The word Reduce is the first word in the slogan Reduce, Reuse, Recycle for a reason, because the most effective way to reduce waste is not to create it in the first place. Dealing with waste stream problems is a last resort in a dysfunctional system. The more appropriate mechanism for effective systemic change is to impact the front end of the system, which is the energy inputs. As Reagan suggested in this quote:
The only way to deal with a government that’s too big is to stop feeding its growth.
we can reduce growth in any system by cutting off its feed source. Too bad Reagan directed his suggestion towards government alone, rather than at the entire economy. Feeding corporations while starving other parts of the system results in imbalances that eventually become unsustainable when we run out of gas.

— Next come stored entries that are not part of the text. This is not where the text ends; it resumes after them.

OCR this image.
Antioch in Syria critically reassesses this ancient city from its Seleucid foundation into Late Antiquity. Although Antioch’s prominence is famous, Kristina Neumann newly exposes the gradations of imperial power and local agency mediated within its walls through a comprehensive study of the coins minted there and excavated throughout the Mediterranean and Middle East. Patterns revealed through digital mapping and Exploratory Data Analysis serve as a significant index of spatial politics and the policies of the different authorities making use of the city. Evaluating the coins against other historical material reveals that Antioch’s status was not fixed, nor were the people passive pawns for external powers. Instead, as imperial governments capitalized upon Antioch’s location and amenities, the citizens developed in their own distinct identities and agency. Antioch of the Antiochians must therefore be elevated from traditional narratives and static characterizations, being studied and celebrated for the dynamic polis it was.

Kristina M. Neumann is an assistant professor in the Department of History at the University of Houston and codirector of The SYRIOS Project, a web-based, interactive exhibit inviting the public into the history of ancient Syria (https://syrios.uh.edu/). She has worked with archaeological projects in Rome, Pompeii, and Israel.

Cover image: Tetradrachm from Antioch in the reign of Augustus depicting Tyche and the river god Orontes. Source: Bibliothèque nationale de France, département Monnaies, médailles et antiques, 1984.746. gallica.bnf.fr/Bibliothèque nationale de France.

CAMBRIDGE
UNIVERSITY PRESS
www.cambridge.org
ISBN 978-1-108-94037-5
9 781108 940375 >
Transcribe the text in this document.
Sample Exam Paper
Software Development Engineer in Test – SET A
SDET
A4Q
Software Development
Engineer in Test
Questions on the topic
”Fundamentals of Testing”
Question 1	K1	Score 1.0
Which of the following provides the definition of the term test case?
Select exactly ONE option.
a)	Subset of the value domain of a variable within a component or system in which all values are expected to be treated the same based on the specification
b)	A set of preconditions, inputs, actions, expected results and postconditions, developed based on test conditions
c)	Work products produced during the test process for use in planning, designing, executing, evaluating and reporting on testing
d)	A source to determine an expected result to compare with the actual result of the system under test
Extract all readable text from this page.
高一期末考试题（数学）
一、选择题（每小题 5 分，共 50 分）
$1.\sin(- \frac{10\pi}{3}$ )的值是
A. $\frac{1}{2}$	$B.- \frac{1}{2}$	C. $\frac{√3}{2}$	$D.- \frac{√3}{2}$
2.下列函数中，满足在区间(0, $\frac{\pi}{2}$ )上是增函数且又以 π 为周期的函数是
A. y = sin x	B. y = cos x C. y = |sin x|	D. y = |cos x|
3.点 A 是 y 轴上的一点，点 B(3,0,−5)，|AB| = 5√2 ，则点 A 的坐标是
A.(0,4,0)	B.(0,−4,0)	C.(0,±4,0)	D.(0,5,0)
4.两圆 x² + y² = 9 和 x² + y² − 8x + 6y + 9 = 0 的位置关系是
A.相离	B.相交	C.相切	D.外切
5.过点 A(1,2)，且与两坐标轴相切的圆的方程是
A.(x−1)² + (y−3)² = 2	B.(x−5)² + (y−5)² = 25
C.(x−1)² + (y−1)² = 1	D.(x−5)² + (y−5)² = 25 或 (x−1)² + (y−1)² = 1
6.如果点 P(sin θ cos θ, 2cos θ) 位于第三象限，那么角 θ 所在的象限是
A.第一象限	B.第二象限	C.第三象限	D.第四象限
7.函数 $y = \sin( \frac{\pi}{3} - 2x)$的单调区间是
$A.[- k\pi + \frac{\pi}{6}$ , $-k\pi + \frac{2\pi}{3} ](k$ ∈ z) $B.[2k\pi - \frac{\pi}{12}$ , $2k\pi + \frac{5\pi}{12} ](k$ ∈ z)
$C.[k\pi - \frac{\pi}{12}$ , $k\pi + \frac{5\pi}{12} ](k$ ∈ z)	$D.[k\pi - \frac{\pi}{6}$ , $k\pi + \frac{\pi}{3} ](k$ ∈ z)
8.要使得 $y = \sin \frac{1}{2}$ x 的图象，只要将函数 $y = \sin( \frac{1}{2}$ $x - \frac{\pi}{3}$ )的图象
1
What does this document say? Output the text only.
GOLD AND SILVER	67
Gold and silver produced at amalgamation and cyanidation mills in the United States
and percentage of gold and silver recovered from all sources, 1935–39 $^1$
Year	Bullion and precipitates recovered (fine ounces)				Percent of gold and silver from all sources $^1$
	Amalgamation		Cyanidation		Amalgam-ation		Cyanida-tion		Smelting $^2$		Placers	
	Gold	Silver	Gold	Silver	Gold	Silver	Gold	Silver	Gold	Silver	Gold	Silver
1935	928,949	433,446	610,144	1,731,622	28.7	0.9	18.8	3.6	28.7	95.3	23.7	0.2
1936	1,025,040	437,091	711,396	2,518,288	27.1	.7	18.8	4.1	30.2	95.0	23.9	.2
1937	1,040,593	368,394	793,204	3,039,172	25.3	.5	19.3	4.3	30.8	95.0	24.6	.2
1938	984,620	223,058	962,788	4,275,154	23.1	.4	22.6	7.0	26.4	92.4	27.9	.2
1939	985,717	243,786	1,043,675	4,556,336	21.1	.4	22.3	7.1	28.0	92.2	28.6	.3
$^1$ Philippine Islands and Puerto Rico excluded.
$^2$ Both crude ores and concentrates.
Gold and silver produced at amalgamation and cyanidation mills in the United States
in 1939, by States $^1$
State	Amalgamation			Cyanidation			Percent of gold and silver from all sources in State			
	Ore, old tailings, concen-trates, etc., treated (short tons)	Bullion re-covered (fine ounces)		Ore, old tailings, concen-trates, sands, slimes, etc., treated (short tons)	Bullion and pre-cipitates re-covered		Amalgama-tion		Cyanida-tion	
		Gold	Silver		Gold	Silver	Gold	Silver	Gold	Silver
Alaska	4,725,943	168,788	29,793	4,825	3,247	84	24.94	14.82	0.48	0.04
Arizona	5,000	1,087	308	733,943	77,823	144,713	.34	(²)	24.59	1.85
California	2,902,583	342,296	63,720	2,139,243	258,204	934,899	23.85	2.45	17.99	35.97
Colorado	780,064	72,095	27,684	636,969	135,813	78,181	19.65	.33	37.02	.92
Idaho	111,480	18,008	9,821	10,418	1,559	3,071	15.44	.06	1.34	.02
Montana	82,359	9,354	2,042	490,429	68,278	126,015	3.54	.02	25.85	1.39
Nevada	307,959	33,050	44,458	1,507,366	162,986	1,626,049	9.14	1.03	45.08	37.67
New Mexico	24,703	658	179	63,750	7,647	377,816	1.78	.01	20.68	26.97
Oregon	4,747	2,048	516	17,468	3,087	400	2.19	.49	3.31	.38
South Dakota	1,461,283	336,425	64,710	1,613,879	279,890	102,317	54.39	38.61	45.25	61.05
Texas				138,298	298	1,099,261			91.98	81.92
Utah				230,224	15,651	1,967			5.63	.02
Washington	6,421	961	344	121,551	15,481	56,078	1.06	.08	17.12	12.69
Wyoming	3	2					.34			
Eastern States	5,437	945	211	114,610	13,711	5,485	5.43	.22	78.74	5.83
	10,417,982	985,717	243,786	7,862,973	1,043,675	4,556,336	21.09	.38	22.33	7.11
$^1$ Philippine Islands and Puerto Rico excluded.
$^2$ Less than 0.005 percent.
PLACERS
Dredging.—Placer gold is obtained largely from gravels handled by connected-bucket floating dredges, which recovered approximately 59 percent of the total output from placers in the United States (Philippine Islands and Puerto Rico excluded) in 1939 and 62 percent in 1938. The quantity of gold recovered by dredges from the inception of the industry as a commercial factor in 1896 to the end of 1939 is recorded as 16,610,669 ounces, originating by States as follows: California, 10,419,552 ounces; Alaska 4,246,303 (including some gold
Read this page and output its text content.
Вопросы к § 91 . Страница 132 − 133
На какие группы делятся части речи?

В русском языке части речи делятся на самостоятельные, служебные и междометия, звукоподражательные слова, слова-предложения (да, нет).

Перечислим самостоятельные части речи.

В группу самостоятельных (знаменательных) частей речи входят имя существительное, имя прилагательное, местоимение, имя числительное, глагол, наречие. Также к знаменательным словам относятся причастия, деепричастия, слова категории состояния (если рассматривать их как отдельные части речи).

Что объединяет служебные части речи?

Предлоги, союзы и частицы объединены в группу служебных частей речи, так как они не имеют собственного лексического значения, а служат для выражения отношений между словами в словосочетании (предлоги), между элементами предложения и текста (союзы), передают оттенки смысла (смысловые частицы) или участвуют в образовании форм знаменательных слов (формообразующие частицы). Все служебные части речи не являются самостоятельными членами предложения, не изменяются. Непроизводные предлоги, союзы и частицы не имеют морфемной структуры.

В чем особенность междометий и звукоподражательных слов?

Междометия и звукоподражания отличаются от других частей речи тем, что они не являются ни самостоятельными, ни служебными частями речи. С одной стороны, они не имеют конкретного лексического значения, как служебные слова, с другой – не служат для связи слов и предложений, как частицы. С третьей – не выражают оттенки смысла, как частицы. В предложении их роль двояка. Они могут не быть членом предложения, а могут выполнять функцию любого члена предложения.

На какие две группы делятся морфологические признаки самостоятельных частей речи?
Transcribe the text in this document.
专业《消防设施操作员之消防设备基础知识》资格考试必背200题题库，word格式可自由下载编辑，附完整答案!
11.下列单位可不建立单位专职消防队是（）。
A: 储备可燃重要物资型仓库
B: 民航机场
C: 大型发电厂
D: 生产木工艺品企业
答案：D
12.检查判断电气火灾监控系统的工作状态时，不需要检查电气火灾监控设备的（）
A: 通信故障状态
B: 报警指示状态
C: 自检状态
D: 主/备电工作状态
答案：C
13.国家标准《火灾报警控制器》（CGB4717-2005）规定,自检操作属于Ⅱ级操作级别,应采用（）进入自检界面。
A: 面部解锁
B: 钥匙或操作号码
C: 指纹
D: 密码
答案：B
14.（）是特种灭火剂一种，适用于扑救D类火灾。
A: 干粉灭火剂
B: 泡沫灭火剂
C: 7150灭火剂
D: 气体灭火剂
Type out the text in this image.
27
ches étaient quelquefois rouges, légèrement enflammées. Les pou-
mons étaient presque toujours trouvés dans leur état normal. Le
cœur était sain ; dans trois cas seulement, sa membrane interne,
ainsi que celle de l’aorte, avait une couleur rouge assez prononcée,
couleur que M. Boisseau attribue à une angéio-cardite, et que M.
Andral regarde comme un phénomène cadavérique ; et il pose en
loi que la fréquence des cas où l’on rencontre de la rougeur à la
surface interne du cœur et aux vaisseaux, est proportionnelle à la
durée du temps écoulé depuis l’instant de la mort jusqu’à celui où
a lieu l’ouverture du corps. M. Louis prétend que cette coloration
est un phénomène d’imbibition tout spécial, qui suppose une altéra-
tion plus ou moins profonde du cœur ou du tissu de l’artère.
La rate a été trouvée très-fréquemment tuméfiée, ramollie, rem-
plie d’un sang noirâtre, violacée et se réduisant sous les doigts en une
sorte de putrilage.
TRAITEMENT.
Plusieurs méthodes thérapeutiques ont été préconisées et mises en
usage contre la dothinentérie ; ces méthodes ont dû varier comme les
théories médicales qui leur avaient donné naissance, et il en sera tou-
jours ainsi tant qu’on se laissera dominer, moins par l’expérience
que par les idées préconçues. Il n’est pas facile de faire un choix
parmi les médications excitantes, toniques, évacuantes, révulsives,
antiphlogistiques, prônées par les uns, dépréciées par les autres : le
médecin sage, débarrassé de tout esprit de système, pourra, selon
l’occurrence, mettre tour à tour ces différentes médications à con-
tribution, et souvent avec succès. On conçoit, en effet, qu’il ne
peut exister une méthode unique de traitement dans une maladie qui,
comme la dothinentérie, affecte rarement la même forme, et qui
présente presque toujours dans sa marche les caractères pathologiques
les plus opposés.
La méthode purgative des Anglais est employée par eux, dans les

Because we fail to name the problem properly, we often reach for solutions that are counter-productive to both climate and growth. If we really want to limit energy consumption and thus economic growth, we will ride a bike instead of driving a car. That action will appropriately also slow CO2 production, which is an output resulting of the problem of growth. But if we view the root problem as climate instead, with no understanding of the energy limits or other ecological problems that growth creates, then we may opt to buy a $40K hybrid or electric car instead in an attempt to make a positive change. But that electric car demands many additional withdrawals from the environment for fuel production and transport, auto manufacture, and infrastructure development and maintenance–more than a traditional car. What comes out of the tailpipe of the car is only a small piece of the overall impact of owning a vehicle, especially when one considers the many transformations of energy required in manufacturing an electric car.